Journaliste et éditorialiste au New York Times, Timothy Egan a jeté un pavé dans la mare le 19 juin dernier en rédigeant une longue tribune sur l’impact que Starbucks et Walmart ont en matière d’inégalités sociales aux Etats-Unis. Dans un pays où certaines études économiques estiment qu’un Américain sur 3 vit aujourd’hui au niveau du seuil de pauvreté, l’article était de toute évidence sujet à cristallisation d’autant plus qu’il pointait deux mastodontes économiques qui font souvent de l’emploi un argument de valorisation de leurs activités d’entrepreneur et de leur responsabilité sociétale.
Une charge éditoriale sévère
Pour évoquer le creusement des inégalités sociales aux USA et les mécanismes à l’œuvre, Timothy Egan a choisi de s’appuyer sur les exemples de Starbucks et de Walmart. En toute logique puisque les deux enseignes fournissent des emplois à des centaines de milliers d’Américains du fait de l’extrême densité de leurs magasins sur tout le territoire national. La symbolique porte d’autant mieux que les deux entreprises revendiquent elles-mêmes régulièrement leur rôle citoyen en permettant à des personnes d’avoir accès à l’emploi et à s’insérer ainsi dans la société et subvenir aux besoins de leur famille.
Si dans son article, Timothy Egan est relativement clément avec Starbucks, il n’en est pas de même avec Walmart. Ce n’est certes pas la première fois que le géant de la distribution est sous le feu de la polémique pour des questions de ressources humaines. Pénibilité des tâches, niveau faible des rémunérations, discrimination syndicale sont autant de controverses récurrentes qui entachent la réputation de Walmart dans les médias et sur les réseaux sociaux.

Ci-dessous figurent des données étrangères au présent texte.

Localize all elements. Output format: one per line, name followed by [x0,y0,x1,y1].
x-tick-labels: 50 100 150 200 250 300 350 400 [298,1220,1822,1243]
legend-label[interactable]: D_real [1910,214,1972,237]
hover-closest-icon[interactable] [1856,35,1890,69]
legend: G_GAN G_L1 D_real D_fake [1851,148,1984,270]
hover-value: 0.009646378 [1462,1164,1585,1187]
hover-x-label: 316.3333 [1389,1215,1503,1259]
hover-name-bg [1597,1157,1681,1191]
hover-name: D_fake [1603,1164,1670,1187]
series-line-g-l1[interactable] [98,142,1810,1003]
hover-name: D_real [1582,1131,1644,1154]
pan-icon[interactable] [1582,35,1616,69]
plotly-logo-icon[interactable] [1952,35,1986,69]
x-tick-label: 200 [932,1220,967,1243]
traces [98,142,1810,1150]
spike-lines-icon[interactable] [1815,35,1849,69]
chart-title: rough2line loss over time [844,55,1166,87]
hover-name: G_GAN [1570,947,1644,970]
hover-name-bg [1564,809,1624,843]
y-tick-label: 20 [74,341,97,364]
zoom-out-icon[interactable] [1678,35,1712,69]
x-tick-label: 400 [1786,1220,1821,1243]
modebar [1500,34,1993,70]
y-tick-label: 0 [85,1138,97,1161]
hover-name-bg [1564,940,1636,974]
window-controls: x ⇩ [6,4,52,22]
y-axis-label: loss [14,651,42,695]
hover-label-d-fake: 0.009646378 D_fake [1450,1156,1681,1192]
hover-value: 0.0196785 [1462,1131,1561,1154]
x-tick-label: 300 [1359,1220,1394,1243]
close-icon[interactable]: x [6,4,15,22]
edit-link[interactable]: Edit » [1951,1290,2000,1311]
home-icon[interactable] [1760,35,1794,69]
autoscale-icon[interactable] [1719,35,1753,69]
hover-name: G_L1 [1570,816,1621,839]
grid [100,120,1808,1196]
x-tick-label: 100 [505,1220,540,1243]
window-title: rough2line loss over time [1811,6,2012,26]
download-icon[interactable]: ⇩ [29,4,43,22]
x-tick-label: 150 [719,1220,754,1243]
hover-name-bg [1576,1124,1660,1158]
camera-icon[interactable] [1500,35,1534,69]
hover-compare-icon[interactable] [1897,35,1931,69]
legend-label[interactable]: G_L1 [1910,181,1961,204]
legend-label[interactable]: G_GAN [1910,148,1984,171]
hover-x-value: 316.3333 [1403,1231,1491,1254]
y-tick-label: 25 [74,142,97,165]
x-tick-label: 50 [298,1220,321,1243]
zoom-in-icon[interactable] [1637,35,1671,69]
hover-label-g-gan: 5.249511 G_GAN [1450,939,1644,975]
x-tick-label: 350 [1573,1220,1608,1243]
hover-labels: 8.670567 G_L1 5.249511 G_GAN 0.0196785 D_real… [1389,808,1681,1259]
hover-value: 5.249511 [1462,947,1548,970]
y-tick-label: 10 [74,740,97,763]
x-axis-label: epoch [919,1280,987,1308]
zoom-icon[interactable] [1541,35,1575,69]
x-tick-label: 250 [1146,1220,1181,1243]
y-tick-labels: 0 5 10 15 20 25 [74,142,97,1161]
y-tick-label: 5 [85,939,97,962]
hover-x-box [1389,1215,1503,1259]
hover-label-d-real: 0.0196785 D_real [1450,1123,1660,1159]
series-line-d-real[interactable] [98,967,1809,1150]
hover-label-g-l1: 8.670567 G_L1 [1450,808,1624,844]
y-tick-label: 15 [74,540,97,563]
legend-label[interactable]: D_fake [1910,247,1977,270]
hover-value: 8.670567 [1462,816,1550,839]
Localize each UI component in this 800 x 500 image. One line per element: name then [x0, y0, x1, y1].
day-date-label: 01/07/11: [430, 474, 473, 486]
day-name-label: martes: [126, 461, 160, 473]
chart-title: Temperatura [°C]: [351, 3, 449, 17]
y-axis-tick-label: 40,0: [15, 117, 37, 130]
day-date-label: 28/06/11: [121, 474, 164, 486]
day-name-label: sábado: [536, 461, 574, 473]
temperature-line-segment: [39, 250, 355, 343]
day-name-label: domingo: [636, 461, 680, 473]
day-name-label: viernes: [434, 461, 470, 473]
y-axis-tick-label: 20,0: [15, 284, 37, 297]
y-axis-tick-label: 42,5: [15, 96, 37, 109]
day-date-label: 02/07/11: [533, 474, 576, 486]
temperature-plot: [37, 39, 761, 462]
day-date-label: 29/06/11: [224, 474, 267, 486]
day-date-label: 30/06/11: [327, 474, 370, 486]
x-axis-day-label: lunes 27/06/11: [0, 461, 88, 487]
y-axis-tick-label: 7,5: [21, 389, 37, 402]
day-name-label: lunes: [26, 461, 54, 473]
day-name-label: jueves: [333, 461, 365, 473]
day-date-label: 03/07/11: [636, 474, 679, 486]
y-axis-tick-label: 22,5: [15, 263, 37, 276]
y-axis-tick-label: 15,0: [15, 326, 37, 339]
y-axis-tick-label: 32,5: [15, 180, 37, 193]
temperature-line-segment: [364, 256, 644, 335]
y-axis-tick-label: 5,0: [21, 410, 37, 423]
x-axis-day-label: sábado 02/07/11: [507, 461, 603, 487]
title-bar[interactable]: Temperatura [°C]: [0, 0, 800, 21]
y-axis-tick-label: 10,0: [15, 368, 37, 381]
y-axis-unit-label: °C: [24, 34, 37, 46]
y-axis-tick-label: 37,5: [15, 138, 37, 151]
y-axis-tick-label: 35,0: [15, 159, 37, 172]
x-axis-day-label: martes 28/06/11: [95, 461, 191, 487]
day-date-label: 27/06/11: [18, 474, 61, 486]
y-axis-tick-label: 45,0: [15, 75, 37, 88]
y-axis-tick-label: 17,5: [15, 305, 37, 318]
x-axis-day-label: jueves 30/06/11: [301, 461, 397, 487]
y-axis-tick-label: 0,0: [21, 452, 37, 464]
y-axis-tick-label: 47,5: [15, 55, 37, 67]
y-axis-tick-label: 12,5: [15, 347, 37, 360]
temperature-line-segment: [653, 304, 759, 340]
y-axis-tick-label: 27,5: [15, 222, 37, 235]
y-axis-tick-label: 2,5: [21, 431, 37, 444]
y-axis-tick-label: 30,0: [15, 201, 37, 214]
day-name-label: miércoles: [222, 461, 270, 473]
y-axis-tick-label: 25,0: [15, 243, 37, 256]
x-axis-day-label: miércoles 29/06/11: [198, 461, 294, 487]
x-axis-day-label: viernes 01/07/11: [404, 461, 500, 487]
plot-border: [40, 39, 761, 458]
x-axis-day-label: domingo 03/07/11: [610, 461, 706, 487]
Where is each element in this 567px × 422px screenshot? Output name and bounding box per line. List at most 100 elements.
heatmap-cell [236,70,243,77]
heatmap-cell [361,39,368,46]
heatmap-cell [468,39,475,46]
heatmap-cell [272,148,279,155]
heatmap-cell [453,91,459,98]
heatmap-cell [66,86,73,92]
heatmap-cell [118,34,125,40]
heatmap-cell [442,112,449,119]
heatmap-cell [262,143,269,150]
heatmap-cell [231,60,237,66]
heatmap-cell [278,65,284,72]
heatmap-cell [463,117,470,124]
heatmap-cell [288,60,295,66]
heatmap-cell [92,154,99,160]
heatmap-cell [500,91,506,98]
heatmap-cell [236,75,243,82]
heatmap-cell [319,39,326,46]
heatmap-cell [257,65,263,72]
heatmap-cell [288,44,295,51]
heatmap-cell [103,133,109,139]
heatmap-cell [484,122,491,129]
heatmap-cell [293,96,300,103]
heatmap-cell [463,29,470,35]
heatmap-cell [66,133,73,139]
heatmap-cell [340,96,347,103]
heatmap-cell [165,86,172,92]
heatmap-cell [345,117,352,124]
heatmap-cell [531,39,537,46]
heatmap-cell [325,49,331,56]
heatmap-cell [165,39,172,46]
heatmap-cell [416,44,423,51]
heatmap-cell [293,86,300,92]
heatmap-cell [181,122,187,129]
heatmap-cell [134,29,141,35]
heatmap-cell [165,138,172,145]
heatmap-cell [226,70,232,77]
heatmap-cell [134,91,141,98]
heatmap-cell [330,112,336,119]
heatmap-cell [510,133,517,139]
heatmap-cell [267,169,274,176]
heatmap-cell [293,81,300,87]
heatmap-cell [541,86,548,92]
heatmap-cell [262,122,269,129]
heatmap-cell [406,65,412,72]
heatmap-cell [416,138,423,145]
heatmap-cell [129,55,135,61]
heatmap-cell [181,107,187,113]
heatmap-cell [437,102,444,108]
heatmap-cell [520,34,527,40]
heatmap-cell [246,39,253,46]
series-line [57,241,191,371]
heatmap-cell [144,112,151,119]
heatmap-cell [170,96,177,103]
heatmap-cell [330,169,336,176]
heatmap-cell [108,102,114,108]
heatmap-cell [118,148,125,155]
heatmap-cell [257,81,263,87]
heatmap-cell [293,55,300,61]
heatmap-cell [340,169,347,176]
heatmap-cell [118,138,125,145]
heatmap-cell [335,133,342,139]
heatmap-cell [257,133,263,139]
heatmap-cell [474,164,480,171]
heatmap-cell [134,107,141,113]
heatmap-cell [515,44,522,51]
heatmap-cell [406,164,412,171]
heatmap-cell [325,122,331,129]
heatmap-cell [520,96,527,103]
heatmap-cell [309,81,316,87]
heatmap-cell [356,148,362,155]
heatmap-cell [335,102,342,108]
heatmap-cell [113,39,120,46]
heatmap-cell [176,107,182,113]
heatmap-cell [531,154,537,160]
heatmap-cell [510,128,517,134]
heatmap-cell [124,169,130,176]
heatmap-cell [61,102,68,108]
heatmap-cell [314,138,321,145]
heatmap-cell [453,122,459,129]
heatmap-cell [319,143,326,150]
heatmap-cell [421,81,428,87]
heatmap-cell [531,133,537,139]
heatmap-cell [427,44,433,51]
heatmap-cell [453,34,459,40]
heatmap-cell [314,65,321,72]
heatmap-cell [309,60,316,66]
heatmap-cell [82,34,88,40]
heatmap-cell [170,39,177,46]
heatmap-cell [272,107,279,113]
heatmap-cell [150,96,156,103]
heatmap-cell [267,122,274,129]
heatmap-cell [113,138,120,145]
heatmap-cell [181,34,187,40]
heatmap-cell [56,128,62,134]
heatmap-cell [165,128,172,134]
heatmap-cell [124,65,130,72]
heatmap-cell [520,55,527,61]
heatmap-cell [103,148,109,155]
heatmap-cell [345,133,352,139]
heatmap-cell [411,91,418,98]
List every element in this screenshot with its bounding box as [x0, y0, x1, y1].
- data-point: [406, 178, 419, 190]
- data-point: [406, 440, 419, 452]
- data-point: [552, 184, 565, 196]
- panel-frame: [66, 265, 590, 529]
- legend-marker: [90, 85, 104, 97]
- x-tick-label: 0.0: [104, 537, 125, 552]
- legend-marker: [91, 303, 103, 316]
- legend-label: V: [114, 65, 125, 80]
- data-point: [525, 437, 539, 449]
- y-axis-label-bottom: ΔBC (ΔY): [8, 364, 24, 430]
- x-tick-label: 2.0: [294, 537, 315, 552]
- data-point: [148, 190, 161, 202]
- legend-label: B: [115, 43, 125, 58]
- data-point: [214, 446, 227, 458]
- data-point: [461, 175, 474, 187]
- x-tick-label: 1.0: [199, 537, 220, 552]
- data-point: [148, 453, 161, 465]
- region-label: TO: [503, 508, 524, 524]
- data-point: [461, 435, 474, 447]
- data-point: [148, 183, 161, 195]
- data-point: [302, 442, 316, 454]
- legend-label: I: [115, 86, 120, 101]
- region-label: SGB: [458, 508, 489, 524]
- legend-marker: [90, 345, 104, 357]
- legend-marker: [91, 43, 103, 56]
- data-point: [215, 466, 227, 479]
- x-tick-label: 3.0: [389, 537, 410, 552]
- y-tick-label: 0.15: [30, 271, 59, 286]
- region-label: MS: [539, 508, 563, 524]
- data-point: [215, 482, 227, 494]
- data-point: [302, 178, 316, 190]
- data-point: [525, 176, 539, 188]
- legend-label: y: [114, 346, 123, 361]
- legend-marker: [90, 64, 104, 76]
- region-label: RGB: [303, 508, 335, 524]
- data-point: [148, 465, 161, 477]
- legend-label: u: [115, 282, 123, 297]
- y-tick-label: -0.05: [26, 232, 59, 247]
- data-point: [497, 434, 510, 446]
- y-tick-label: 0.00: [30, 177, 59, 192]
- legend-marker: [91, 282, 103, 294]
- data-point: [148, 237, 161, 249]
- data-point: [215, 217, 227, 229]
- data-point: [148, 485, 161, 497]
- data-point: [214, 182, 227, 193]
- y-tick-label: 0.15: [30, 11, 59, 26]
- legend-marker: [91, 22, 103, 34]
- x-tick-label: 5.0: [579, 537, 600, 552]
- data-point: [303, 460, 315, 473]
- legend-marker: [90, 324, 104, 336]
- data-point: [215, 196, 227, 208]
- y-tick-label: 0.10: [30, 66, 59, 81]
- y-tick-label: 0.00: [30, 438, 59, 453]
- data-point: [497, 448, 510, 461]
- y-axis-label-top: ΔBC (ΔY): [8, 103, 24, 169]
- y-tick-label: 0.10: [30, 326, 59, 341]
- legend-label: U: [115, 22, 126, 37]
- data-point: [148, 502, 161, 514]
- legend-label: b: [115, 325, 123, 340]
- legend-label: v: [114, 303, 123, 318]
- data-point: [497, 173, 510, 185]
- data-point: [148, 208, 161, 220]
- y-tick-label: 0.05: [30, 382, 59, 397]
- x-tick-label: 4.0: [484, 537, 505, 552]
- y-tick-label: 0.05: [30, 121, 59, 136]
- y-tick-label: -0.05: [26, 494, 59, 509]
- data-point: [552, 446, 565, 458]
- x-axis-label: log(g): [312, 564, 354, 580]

En ce sens, la tonalité du papier de Timothy Egan ne diffère donc guère du sentiment général à l’égard du distributeur. En revanche, le journaliste épingle sévèrement à plusieurs reprises l’entreprise en arguant que celle-ci constitue une machine à engendrer plus de pauvreté. Pour argumenter, le chroniqueur du New York Times cite par exemple les niveaux de salaires pratiqués par Walmart. Il se réfère à des études où le salaire minimal d’un employé de Walmart est de 8,81 dollars alors que le salaire minimal légal moyen est de 11 dollars et que Walmart lui-même prétend payer ce même salarié à hauteur de 11,83 dollars (1). Pour le journaliste, ce niveau indécent de rémunération conduit directement les salariés concernés à devoir quémander des bons alimentaires auprès des organismes de charité et d’assistance publique, aggravant du coup le coût des budgets sociaux de l’administration américaine.
Walmart voit rouge
Le moins qu’on puisse dire est que la mise en cause du journaliste est mal passée chez Walmart. Dès le lendemain, David Tovar, directeur de la communication de l’enseigne, sonne la charge. A ses yeux, il est hors de question de laisser sans réponse les arguments chiffrés de Timothy Egan qui relèvent selon lui, de l’approximation calomnieuse. Pour renvoyer la balle, il choisit d’utiliser un levier journalistique dont le New York Times se fait le chantre depuis des années : le fact-checking ou la vérification drastique des faits et des chiffres. Autrement dit, il s’agit d’arroser publiquement l’arroseur.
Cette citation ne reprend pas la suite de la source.